Information management is a broad-brush term that spans the entire gap between raw data and "Information at Work," which is the mantra (and subtitle) of BI Review magazine. As much as we've seen the newer notion of "Information management" wielded in marketing spin and product hyperbole, we are getting closer to understanding the ways in which companies are approaching the term and what it means to them. Though we are clearly on the front side of the curve, Ventana Research's newest bit of research, "Information Management: Actions, Intentions, Perceptions and Trends in Information," should help many executives get their feet on the ground when it comes to what businesses are doing in the real world. The study plumbs a deep sample of more than 700 qualified respondents, many or most of them readers of DM Review and BI Review. In a sense, our two magazines represent the bookends of the chasm. Again, it's the leap from information to information management that is being studied. As Ventana notes, information is data in context: data with some meaning to someone. "Information management is the acquisition, management, organization, dissemination and use of information by organizations to create and enhance business value." Today, there are a variety of complementary paths to information management. If the older notion of information management was confined largely to business intelligence and data warehousing, than the newer approach addresses a broader landscape that sees companies funding a variety of projects and feeling capable of success.
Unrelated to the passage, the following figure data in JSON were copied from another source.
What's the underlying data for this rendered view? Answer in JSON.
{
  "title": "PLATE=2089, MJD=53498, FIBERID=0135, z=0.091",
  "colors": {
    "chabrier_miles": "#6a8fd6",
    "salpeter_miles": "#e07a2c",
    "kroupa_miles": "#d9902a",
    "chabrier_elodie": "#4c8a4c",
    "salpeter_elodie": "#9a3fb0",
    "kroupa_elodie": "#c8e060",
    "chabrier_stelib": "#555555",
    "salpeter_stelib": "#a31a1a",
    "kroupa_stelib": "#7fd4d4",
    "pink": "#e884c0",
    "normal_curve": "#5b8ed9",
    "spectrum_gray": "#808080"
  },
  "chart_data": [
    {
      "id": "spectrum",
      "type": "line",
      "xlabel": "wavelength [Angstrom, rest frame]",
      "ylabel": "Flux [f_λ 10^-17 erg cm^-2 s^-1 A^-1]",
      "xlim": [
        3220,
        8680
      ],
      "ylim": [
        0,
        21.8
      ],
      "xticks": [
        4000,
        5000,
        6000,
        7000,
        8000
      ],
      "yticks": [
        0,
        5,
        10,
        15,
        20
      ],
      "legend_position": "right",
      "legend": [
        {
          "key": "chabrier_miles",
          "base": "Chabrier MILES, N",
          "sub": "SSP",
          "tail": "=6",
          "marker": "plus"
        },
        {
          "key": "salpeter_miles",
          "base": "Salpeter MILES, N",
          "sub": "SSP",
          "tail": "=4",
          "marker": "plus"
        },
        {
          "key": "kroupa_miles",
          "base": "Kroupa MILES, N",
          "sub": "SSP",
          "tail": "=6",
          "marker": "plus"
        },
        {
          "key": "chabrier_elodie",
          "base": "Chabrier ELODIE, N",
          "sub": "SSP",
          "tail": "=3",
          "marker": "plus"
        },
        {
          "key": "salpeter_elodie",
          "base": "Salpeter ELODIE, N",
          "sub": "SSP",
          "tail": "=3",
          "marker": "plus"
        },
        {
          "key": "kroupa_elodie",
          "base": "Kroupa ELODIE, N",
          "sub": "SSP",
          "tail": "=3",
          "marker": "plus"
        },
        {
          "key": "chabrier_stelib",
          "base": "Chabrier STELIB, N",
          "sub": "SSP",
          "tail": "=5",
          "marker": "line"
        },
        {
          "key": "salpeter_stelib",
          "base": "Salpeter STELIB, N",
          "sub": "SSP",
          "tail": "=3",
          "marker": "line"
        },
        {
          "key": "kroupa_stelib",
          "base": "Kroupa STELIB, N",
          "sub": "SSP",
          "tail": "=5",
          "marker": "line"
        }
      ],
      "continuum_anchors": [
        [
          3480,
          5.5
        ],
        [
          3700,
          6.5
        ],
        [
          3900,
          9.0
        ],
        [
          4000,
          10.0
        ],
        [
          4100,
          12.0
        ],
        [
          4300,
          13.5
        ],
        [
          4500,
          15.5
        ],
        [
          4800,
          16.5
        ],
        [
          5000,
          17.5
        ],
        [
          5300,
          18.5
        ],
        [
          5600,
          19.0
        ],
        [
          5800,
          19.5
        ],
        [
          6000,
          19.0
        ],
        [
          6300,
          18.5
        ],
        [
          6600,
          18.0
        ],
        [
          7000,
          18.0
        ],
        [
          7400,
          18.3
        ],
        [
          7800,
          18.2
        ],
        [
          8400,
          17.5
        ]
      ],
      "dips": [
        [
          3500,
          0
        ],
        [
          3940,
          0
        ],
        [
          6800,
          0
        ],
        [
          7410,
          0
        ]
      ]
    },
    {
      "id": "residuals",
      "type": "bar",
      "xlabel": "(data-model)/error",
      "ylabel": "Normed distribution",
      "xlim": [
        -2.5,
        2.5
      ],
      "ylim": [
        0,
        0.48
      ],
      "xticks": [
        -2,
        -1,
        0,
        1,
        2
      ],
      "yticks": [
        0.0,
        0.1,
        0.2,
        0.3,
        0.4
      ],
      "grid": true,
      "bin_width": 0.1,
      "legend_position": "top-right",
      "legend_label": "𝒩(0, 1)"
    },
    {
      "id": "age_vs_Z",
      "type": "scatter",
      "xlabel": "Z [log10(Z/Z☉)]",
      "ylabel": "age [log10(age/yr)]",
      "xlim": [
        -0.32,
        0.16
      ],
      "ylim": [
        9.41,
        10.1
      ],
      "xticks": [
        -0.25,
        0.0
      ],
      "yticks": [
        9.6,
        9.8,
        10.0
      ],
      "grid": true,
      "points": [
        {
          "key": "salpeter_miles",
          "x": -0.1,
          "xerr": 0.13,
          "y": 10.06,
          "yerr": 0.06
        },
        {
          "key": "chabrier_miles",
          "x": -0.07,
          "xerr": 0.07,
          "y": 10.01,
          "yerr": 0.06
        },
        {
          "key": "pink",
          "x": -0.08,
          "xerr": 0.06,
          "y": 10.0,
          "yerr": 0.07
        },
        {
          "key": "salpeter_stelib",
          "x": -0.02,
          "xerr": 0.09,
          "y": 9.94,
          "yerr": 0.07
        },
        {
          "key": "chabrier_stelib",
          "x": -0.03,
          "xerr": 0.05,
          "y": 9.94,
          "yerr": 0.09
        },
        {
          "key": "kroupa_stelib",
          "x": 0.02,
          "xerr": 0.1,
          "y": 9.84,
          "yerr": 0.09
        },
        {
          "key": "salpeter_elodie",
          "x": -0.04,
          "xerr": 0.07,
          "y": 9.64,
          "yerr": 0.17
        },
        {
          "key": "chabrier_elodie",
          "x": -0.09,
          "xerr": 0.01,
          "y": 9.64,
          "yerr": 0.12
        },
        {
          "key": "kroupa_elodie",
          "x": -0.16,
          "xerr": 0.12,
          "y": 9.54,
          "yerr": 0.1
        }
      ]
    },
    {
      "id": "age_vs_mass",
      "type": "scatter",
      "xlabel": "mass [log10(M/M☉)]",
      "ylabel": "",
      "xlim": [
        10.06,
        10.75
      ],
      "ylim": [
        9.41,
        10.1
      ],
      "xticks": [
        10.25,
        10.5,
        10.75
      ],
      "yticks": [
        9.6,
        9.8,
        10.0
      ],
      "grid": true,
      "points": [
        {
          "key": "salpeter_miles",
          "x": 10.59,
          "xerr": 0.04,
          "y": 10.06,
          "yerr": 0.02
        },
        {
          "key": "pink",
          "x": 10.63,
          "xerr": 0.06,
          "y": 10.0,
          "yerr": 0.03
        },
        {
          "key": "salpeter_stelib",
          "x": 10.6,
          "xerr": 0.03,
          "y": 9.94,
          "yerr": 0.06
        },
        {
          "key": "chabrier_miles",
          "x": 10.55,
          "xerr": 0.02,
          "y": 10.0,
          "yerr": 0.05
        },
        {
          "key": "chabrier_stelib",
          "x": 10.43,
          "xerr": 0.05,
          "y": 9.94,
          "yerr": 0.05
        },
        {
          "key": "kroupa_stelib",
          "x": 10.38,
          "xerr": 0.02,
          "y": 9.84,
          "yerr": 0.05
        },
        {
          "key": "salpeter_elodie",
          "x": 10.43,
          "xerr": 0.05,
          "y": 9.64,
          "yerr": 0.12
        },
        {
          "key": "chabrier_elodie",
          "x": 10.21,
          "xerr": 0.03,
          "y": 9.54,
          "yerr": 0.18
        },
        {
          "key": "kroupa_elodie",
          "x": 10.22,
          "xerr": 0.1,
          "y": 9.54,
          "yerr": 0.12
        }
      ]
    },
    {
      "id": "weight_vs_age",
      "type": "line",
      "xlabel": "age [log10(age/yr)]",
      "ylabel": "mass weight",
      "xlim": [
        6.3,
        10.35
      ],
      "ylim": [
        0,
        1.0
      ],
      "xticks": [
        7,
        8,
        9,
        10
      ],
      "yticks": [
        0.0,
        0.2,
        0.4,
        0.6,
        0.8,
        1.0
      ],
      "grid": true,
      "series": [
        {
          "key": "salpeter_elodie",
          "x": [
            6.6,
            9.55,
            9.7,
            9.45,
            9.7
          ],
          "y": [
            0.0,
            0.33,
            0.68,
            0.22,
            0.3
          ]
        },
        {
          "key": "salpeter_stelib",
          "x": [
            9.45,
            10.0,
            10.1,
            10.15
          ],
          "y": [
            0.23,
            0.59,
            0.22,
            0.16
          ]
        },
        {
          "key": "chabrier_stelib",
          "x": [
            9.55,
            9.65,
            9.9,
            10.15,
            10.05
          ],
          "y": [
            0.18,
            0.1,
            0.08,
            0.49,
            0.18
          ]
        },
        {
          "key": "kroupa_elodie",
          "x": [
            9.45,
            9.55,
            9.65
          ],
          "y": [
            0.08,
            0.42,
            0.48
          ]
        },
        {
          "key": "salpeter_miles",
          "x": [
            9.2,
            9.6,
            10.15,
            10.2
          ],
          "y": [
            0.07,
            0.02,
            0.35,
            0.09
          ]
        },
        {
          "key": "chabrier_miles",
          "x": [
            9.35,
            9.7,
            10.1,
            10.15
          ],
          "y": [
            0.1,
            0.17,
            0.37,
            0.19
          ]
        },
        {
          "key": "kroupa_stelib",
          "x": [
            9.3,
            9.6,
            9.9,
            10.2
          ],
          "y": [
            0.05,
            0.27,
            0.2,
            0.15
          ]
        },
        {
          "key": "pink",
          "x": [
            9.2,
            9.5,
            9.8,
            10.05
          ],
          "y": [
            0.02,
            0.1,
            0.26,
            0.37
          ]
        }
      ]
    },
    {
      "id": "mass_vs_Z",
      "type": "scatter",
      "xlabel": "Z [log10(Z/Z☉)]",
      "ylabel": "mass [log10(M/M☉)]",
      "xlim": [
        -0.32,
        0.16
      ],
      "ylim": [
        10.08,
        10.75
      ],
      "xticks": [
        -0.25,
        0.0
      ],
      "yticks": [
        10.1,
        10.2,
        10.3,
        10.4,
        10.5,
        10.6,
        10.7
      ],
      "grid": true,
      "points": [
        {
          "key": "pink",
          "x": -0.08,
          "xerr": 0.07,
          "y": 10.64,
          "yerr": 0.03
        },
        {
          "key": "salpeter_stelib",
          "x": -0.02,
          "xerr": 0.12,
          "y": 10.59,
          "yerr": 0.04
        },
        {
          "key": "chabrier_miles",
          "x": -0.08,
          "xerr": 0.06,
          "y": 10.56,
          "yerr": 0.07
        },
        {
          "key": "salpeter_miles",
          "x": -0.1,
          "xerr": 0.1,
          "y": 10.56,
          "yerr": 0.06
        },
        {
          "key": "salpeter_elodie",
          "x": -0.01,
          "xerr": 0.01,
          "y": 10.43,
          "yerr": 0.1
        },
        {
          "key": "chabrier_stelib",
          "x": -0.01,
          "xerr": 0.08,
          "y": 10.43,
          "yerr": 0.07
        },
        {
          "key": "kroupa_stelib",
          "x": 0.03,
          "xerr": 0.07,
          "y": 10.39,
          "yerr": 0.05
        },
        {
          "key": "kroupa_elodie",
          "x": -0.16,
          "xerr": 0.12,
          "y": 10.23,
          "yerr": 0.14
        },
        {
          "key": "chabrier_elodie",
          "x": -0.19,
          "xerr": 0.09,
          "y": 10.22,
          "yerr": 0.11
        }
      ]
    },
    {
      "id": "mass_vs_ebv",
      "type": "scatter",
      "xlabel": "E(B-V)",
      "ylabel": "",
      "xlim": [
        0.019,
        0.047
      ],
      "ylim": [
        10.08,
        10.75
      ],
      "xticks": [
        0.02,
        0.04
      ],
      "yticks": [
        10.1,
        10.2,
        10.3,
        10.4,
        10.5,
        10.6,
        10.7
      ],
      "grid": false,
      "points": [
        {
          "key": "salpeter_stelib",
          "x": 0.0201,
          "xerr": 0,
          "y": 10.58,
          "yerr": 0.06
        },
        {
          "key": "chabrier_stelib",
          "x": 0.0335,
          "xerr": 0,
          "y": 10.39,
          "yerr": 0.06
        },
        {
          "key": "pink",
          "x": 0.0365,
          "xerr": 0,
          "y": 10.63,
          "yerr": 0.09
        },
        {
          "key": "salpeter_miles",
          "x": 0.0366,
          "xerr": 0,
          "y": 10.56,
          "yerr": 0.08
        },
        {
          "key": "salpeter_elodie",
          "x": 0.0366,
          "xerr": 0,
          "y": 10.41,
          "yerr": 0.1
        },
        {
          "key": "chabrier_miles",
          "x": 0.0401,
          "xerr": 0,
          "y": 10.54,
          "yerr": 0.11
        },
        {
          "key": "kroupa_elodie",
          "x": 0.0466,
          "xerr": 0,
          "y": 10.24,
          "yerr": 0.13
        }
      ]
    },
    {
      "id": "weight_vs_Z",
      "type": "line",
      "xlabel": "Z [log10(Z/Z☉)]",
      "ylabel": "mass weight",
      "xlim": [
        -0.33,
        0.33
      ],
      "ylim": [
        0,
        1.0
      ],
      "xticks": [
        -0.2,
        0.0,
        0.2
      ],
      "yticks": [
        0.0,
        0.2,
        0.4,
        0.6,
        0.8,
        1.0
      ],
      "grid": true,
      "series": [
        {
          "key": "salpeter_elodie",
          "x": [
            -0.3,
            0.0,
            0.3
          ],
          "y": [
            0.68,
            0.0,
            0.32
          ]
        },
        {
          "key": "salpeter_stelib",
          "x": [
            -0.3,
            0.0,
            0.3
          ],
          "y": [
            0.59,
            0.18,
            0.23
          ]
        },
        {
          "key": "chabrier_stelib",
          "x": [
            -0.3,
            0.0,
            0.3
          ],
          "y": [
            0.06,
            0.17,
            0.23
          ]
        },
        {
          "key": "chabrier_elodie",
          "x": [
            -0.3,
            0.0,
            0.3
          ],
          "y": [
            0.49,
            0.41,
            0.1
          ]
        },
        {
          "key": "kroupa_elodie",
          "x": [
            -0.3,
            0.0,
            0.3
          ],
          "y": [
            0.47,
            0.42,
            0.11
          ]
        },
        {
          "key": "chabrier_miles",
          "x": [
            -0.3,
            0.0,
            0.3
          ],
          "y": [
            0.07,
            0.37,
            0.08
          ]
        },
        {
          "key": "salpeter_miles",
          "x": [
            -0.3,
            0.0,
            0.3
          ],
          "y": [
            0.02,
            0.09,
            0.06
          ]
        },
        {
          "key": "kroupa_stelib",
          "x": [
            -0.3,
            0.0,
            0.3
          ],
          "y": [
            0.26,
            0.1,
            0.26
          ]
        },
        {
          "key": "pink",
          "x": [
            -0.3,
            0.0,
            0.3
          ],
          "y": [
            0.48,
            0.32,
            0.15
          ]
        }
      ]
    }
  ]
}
"What we explicitly found in the research are clear priorities and initiatives underway in companies diversifying their technology portfolio," says Mark Smith, CEO and EVP of research at Ventana. "There's a large classification of technologies and processes that support information management and go well beyond the status quo of business intelligence/data warehousing." In absolute percentages BI/DW dominates activities, but the net growth of other areas such as data quality, data integration, master data management and information security shows there is a diverse agenda as it applies to information management."